Il Governatore Ignazio Visco è intervenuto su "Le prospettive e le necessità di riforma dell'economia italiana" presso Villa Pamphilj a Roma.
Il Governatore Ignazio Visco è intervenuto su "Le prospettive e le necessità di riforma dell'economia italiana" nell'ambito degli incontri del Presidente del Consiglio con i rappresentanti delle Istituzioni e delle Parti sociali, per un confronto sui progetti di rilancio del Paese, in corso presso Villa Pamphilj a Roma.
La diffusione in tutto il mondo del nuovo coronavirus ha causato una emergenza sanitaria gravissima e una crisi economica che non ha precedenti nella storia moderna. In molti paesi per contenere la pandemia è stato necessario limitare le libertà personali di movimento e di interazione sociale, sospendere la didattica in presenza nelle scuole e nelle università, chiudere temporaneamente molte attività produttive. Le ripercussioni sulla crescita globale sono severe.
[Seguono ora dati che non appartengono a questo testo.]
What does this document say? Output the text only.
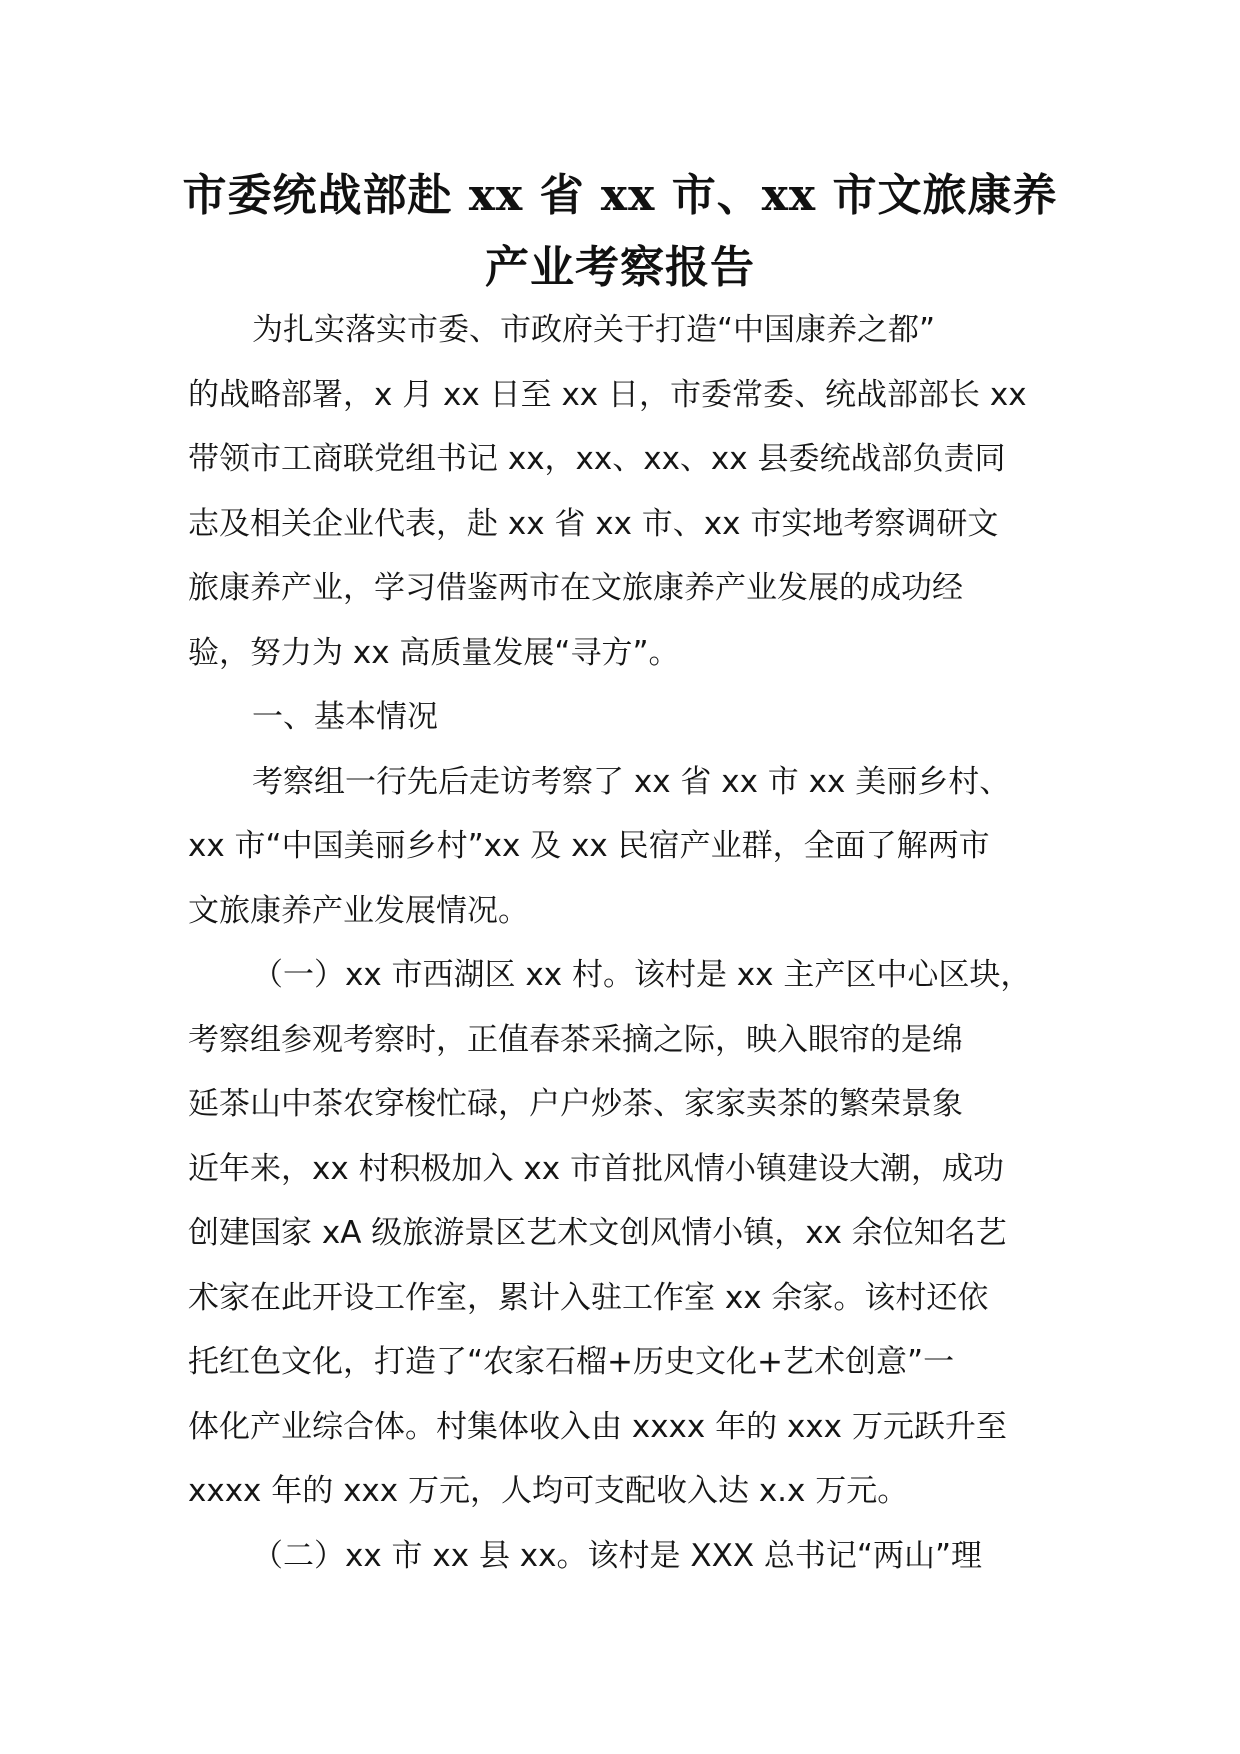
市委统战部赴 xx 省 xx 市、xx 市文旅康养
产业考察报告
为扎实落实市委、市政府关于打造“中国康养之都”
的战略部署，x 月 xx 日至 xx 日，市委常委、统战部部长 xx
带领市工商联党组书记 xx，xx、xx、xx 县委统战部负责同
志及相关企业代表，赴 xx 省 xx 市、xx 市实地考察调研文
旅康养产业，学习借鉴两市在文旅康养产业发展的成功经
验，努力为 xx 高质量发展“寻方”。
一、基本情况
考察组一行先后走访考察了 xx 省 xx 市 xx 美丽乡村、
xx 市“中国美丽乡村”xx 及 xx 民宿产业群，全面了解两市
文旅康养产业发展情况。
（一）xx 市西湖区 xx 村。该村是 xx 主产区中心区块，
考察组参观考察时，正值春茶采摘之际，映入眼帘的是绵
延茶山中茶农穿梭忙碌，户户炒茶、家家卖茶的繁荣景象
近年来，xx 村积极加入 xx 市首批风情小镇建设大潮，成功
创建国家 xA 级旅游景区艺术文创风情小镇，xx 余位知名艺
术家在此开设工作室，累计入驻工作室 xx 余家。该村还依
托红色文化，打造了“农家石榴+历史文化+艺术创意”一
体化产业综合体。村集体收入由 xxxx 年的 xxx 万元跃升至
xxxx 年的 xxx 万元，人均可支配收入达 x.x 万元。
（二）xx 市 xx 县 xx。该村是 XXX 总书记“两山”理
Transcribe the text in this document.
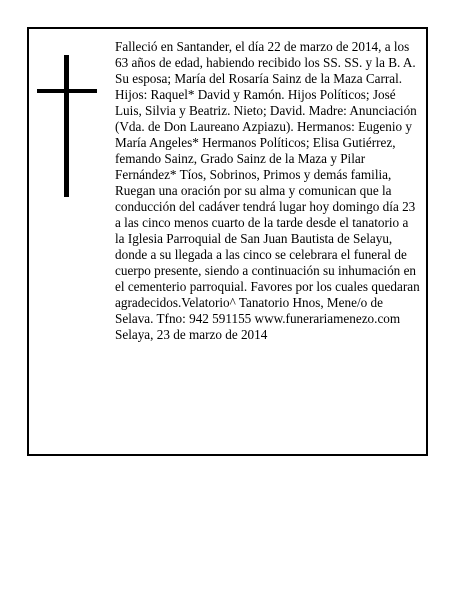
Falleció en Santander, el día 22 de marzo de 2014, a los 63 años de edad, habiendo recibido los SS. SS. y la B. A.

Su esposa; María del Rosaría Sainz de la Maza Carral. Hijos: Raquel* David y Ramón. Hijos Políticos; José Luis, Silvia y Beatriz. Nieto; David. Madre: Anunciación (Vda. de Don Laureano Azpiazu). Hermanos: Eugenio y María Angeles* Hermanos Políticos; Elisa Gutiérrez, femando Sainz, Grado Sainz de la Maza y Pilar Fernández* Tíos, Sobrinos, Primos y demás familia,

Ruegan una oración por su alma y comunican que la conducción del cadáver tendrá lugar hoy domingo día 23 a las cinco menos cuarto de la tarde desde el tanatorio a la Iglesia Parroquial de San Juan Bautista de Selayu, donde a su llegada a las cinco se celebrara el funeral de cuerpo presente, siendo a continuación su inhumación en el cementerio parroquial. Favores por los cuales quedaran agradecidos.Velatorio^ Tanatorio Hnos, Mene/o de Selava. Tfno: 942 591155 www.funerariamenezo.com Selaya, 23 de marzo de 2014
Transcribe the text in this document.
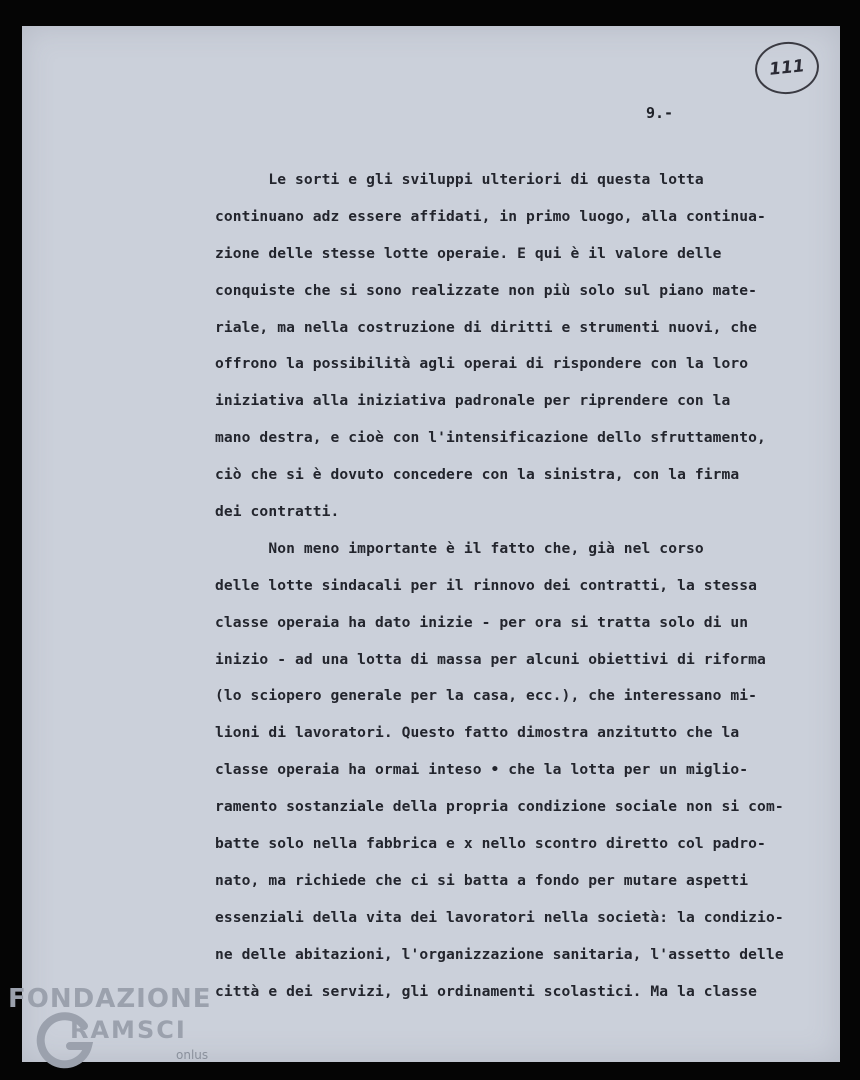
111
9.-
Le sorti e gli sviluppi ulteriori di questa lotta
continuano adz essere affidati, in primo luogo, alla continua-
zione delle stesse lotte operaie. E qui è il valore delle
conquiste che si sono realizzate non più solo sul piano mate-
riale, ma nella costruzione di diritti e strumenti nuovi, che
offrono la possibilità agli operai di rispondere con la loro
iniziativa alla iniziativa padronale per riprendere con la
mano destra, e cioè con l'intensificazione dello sfruttamento,
ciò che si è dovuto concedere con la sinistra, con la firma
dei contratti.
Non meno importante è il fatto che, già nel corso
delle lotte sindacali per il rinnovo dei contratti, la stessa
classe operaia ha dato inizie - per ora si tratta solo di un
inizio - ad una lotta di massa per alcuni obiettivi di riforma
(lo sciopero generale per la casa, ecc.), che interessano mi-
lioni di lavoratori. Questo fatto dimostra anzitutto che la
classe operaia ha ormai inteso • che la lotta per un miglio-
ramento sostanziale della propria condizione sociale non si com-
batte solo nella fabbrica e x nello scontro diretto col padro-
nato, ma richiede che ci si batta a fondo per mutare aspetti
essenziali della vita dei lavoratori nella società: la condizio-
ne delle abitazioni, l'organizzazione sanitaria, l'assetto delle
città e dei servizi, gli ordinamenti scolastici. Ma la classe
FONDAZIONE
RAMSCI
onlus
• Già nella prima metà di aprile il Fondo monetario internazionale anticipava una caduta del PIL mondiale del 3 per cento nel 2020, contro un aumento della stessa misura previsto in gennaio. All’inizio di questo mese, la Banca mondiale stimava un calo del 5,2 per cento. La scorsa settimana l’OCSE ha diffuso scenari che indicano una discesa del 6,0 per cento nelle ipotesi meno sfavorevoli e del 7,6 per cento qualora si presentasse una nuova ondata di contagi. È stato calcolato che, quest’anno, si registrerà a livello globale la più diffusa diminuzione del reddito in termini pro capite dal 1870.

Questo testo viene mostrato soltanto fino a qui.